Sri Guru Granth Sahib

Pagina - 389


ਆਸਾ ਮਹਲਾ ੫ ॥
aasaa mahalaa 5 |

Aasaa, Vijfde Mehl:

ਤੂ ਮੇਰਾ ਤਰੰਗੁ ਹਮ ਮੀਨ ਤੁਮਾਰੇ ॥
too meraa tarang ham meen tumaare |

Jij bent mijn golven, en ik ben jouw vis.

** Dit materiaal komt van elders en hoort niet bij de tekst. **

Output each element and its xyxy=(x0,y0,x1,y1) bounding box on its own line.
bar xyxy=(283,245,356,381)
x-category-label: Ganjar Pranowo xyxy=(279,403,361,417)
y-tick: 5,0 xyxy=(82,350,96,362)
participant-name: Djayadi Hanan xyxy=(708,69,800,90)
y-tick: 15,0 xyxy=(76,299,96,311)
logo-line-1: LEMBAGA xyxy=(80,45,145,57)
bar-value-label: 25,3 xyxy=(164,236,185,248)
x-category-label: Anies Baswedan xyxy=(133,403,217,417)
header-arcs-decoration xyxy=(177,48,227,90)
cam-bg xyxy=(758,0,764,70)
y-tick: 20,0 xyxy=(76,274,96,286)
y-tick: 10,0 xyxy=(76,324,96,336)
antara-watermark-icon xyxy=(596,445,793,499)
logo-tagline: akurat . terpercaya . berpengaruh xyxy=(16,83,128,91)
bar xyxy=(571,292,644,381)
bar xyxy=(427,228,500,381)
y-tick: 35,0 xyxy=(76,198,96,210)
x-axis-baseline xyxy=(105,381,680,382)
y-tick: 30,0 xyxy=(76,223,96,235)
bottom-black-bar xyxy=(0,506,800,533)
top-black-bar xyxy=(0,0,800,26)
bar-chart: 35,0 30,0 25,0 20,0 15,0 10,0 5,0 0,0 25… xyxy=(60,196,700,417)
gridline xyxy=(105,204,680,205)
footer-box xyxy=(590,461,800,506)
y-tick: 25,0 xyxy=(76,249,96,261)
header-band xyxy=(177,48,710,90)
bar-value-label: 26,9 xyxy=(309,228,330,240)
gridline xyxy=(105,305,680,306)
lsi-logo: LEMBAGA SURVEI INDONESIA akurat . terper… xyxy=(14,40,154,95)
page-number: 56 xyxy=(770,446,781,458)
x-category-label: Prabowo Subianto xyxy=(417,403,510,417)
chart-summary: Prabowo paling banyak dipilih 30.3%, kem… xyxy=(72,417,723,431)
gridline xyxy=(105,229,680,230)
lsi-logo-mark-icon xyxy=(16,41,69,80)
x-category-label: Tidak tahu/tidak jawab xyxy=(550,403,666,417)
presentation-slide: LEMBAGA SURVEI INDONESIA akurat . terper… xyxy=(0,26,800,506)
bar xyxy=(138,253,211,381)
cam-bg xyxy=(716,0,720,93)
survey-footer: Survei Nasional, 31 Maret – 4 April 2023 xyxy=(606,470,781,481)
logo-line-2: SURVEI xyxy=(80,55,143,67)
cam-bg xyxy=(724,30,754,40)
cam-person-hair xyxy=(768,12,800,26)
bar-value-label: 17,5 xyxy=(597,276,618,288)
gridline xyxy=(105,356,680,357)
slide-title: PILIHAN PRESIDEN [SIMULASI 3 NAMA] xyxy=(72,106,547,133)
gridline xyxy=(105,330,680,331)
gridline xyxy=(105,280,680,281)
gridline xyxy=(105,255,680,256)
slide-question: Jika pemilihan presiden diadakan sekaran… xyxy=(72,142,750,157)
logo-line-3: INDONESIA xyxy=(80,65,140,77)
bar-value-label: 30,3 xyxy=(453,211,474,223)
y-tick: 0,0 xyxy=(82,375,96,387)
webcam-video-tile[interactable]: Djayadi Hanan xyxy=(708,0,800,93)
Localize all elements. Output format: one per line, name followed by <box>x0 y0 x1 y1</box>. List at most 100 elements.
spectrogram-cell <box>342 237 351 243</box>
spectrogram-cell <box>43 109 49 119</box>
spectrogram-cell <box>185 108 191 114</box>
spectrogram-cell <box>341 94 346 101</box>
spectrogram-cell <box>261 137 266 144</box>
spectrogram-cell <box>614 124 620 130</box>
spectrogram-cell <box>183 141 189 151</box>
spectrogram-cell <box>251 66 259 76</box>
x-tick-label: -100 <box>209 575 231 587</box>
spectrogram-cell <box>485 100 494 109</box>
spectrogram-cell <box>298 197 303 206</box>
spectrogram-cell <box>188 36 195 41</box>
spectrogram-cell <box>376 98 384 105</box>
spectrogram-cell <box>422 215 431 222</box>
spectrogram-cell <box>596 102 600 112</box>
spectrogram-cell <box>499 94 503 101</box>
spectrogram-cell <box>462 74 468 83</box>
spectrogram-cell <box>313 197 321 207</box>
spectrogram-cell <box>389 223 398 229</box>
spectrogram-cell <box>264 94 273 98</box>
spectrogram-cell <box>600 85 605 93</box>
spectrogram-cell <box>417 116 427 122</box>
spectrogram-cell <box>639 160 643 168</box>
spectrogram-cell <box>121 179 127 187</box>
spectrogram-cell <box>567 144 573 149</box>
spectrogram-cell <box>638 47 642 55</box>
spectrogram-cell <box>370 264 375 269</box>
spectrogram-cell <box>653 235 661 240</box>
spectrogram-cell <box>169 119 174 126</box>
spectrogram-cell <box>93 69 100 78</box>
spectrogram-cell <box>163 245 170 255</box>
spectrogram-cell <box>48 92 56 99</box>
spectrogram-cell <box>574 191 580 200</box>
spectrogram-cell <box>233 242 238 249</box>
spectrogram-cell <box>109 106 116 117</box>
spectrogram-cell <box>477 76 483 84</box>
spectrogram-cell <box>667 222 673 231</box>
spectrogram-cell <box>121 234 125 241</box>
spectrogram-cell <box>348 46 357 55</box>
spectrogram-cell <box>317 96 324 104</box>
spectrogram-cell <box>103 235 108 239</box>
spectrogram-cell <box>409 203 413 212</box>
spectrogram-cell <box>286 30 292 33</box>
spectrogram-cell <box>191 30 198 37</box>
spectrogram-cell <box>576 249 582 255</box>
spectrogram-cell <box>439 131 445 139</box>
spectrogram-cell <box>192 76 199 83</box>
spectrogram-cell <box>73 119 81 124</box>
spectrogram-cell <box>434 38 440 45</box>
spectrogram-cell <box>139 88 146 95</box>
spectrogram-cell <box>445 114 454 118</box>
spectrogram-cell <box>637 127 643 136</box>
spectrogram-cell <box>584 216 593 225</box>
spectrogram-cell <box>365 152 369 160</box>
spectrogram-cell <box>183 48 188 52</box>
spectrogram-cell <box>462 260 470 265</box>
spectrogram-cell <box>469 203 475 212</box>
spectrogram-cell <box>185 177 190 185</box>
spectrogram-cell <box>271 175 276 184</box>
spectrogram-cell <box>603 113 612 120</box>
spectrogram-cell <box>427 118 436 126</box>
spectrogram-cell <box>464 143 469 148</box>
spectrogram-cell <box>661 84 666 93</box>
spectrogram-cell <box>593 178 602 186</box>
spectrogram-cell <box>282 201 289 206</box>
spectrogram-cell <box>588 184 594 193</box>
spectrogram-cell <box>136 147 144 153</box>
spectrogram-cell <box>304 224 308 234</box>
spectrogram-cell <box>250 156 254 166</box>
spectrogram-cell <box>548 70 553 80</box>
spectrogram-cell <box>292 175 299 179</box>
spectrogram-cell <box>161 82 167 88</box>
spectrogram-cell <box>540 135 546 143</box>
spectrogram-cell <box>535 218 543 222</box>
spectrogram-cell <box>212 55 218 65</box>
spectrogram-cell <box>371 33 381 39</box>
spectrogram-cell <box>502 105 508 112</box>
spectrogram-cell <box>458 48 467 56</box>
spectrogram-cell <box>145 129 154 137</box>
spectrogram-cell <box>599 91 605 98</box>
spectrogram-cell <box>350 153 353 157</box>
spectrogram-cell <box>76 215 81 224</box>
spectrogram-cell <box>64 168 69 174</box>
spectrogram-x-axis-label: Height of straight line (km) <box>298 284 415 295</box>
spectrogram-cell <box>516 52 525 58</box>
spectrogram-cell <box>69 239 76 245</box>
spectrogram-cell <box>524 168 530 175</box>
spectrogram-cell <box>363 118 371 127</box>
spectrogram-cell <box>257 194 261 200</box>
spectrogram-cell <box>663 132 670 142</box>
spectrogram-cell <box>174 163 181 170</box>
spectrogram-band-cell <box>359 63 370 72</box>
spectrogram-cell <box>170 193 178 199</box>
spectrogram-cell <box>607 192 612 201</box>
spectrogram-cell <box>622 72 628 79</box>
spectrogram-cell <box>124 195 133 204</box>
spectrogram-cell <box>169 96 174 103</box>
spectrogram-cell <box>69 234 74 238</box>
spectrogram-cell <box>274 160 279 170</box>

ਤੂ ਮੇਰਾ ਠਾਕੁਰੁ ਹਮ ਤੇਰੈ ਦੁਆਰੇ ॥੧॥
too meraa tthaakur ham terai duaare |1|

U bent mijn Heer en Meester; Ik wacht bij Uw Deur. ||1||

ਤੂੰ ਮੇਰਾ ਕਰਤਾ ਹਉ ਸੇਵਕੁ ਤੇਰਾ ॥
toon meraa karataa hau sevak teraa |

U bent mijn Schepper, en ik ben Uw dienaar.

ਸਰਣਿ ਗਹੀ ਪ੍ਰਭ ਗੁਨੀ ਗਹੇਰਾ ॥੧॥ ਰਹਾਉ ॥
saran gahee prabh gunee gaheraa |1| rahaau |

Ik ben naar Uw Heiligdom gegaan, o God, meest diepgaande en uitmuntende. ||1||Pauze||

ਤੂ ਮੇਰਾ ਜੀਵਨੁ ਤੂ ਆਧਾਰੁ ॥
too meraa jeevan too aadhaar |

Jij bent mijn leven, jij bent mijn steun.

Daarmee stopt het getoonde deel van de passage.